Open House Hobart 2016 was a brilliant opportunity to explore some great heritage places not usually open to the public.

The author took the opportunity to take half a day to explore four diverse buildings: Wrest Point Hotel Casino, the basement of 105 Macquarie Street, the development of Macquarie Point #1 (Macq1) and the roof of the Colonial Mutual Life (CML) building.

Each building gave visitors some interesting insights into the history and former lives of the building, as well as the work that has gone into restoring or redeveloping them in contemporary ways.  Each quite unique, with some great features and good stories to share.

At Wrest Point Hotel Casino it was fascinating to gain an appreciation of the former buildings on the site, including the original house, and the streamlined art deco hotel structure that is now incorporated into the older part of the site that used to house Regines nightclub.

The guided tour exposed visitors to the site’s former house, hotel and more recent accommodation; the gambling and gaming areas; the landscaped grounds; and the showroom and the revolving restaurant. Different staff spoke fondly of their links to the place.

105 Macquarie Street, the former Mercantile Mutual building, was built in 1847 for the Comptroller General of Convicts, and is now offices.
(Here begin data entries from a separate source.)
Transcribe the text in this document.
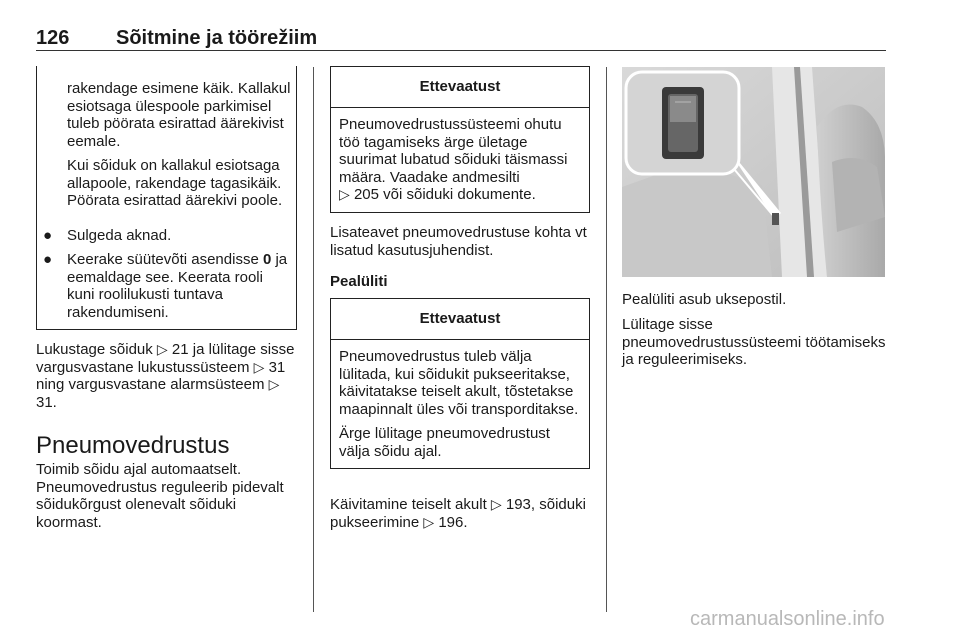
126 Sõitmine ja töörežiim

rakendage esimene käik. Kallakul esiotsaga ülespoole parkimisel tuleb pöörata esirattad äärekivist eemale.

Kui sõiduk on kallakul esiotsaga allapoole, rakendage tagasikäik. Pöörata esirattad äärekivi poole.

● Sulgeda aknad.

● Keerake süütevõti asendisse 0 ja eemaldage see. Keerata rooli kuni roolilukusti tuntava rakendumiseni.

Lukustage sõiduk ▷ 21 ja lülitage sisse vargusvastane lukustussüsteem ▷ 31 ning vargusvastane alarmsüsteem ▷ 31.

Pneumovedrustus

Toimib sõidu ajal automaatselt. Pneumovedrustus reguleerib pidevalt sõidukõrgust olenevalt sõiduki koormast.

Ettevaatust

Pneumovedrustussüsteemi ohutu töö tagamiseks ärge ületage suurimat lubatud sõiduki täismassi määra. Vaadake andmesilti
▷ 205 või sõiduki dokumente.

Lisateavet pneumovedrustuse kohta vt lisatud kasutusjuhendist.

Pealüliti
Ettevaatust

Pneumovedrustus tuleb välja lülitada, kui sõidukit pukseeritakse, käivitatakse teiselt akult, tõstetakse maapinnalt üles või transporditakse.

Ärge lülitage pneumovedrustust välja sõidu ajal.

Käivitamine teiselt akult ▷ 193, sõiduki pukseerimine ▷ 196.

Pealüliti asub uksepostil.

Lülitage sisse pneumovedrustussüsteemi töötamiseks ja reguleerimiseks.

carmanualsonline.info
The plaster walls in its basement have been stripped-back to reveal some sandstone walls that’s created a fresh and inviting meeting space.

By contrast, a visit to the modern VOS construction site at Macq1 gave an appreciation of this new hotel and restaurant area, and the history of the Hunter Street area to the north.  Watch out for how this new hotel which will give insight into the people and events that have shaped Tasmania.

Finally, a visit to the roof of the CML building opposite the General Post Office gave visitors the ability to appreciate the details in the coloured tiles, gargoyles and other roof features, including the historic workings of the lifts and the stunning views over the city and Sullivans Cove.

A great event organised by the Australian Institute of Architects (AIA) to help to celebrate and also expose both locals and visitors to Tasmania’s unique architecture, historic and contemporary.